GNSS Outlier Mitigation Via Graduated Non-Convexity Factor Graph Optimization
This addresses GNSS positioning errors for vehicles in urban environments, representing an incremental improvement over existing methods.
The paper tackles GNSS positioning degradation from outlier measurements like multipath and NLOS by proposing FGO-GNC, a method that uses graduated non-convexity and factor graph optimization to estimate optimal weightings, improving accuracy in urban canyon datasets.
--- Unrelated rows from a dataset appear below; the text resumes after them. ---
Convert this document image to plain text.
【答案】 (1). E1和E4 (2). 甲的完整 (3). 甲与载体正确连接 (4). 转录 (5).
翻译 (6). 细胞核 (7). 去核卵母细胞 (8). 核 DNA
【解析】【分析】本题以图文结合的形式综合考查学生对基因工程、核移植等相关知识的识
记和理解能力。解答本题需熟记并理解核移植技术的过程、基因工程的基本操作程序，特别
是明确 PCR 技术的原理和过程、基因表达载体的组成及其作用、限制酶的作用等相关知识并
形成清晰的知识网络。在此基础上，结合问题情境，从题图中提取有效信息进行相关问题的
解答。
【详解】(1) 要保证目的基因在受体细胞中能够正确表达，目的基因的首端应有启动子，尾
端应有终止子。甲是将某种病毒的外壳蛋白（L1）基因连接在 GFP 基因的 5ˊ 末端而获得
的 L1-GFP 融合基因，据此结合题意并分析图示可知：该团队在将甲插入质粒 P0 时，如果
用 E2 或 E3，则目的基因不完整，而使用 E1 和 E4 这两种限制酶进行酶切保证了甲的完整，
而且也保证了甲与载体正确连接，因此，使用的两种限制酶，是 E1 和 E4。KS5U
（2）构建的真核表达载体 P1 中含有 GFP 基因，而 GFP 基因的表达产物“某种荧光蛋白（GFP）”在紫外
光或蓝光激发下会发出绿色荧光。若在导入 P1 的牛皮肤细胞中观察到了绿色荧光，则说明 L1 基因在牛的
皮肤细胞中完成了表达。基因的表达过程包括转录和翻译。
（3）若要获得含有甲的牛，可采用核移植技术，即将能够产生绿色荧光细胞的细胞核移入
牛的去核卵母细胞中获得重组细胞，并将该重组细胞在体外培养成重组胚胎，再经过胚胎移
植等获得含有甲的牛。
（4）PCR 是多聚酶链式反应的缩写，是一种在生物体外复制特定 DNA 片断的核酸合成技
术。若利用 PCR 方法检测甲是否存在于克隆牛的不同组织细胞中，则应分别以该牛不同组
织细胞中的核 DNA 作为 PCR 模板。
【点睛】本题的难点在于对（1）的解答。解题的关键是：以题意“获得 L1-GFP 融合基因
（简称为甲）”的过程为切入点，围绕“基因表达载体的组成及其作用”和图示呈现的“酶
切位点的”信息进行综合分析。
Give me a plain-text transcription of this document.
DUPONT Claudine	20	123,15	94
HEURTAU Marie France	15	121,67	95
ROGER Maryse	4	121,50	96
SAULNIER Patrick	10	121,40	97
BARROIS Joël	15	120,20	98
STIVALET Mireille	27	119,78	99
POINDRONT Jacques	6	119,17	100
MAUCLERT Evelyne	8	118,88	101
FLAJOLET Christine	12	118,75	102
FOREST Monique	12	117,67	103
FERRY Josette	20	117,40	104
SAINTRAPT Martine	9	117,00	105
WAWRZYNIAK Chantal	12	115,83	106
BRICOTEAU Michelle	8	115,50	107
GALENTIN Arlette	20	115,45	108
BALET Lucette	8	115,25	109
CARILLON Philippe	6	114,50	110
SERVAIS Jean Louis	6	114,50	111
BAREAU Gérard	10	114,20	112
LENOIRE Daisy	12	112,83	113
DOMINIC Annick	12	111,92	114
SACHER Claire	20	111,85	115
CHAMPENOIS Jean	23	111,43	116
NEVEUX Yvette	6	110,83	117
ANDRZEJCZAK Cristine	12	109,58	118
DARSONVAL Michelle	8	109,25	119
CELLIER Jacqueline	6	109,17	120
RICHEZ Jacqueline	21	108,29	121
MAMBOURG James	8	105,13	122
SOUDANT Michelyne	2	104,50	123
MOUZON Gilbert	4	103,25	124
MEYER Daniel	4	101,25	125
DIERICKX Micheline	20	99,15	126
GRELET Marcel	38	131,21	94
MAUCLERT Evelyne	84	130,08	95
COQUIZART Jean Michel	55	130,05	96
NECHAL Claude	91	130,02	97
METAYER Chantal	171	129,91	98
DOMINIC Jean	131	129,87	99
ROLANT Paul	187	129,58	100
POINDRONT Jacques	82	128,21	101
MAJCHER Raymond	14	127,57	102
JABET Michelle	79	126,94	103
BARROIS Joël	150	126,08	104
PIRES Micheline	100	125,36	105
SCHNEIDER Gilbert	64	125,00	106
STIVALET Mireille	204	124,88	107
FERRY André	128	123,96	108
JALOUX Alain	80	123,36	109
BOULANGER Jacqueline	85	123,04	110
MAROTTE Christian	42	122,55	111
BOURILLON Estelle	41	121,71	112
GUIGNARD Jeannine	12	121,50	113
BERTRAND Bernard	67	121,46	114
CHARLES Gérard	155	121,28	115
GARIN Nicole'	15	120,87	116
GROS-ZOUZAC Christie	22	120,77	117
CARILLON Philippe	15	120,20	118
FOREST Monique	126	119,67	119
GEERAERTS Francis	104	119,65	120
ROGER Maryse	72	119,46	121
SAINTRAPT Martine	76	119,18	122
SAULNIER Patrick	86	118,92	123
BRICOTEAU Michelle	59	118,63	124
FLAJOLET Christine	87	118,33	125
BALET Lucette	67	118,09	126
Accurate and globally referenced global navigation satellite system (GNSS) based vehicular positioning can be achieved in outlier-free open areas. However, the performance of GNSS can be significantly degraded by outlier measurements, such as multipath effects and non-line-of-sight (NLOS) receptions arising from signal reflections of buildings. Inspired by the advantage of batch historical data in resisting outlier measurements, in this paper, we propose a graduated non-convexity factor graph optimization (FGO-GNC) to improve the GNSS positioning performance, where the impact of GNSS outliers is mitigated by estimating the optimal weightings of GNSS measurements. Different from the existing local solutions, the proposed FGO-GNC employs the non-convex Geman McClure (GM) function to globally estimate the weightings of GNSS measurements via a coarse-to-fine relaxation. The effectiveness of the proposed method is verified through several challenging datasets collected in urban canyons of Hong Kong using automobile level and low-cost smartphone level GNSS receivers.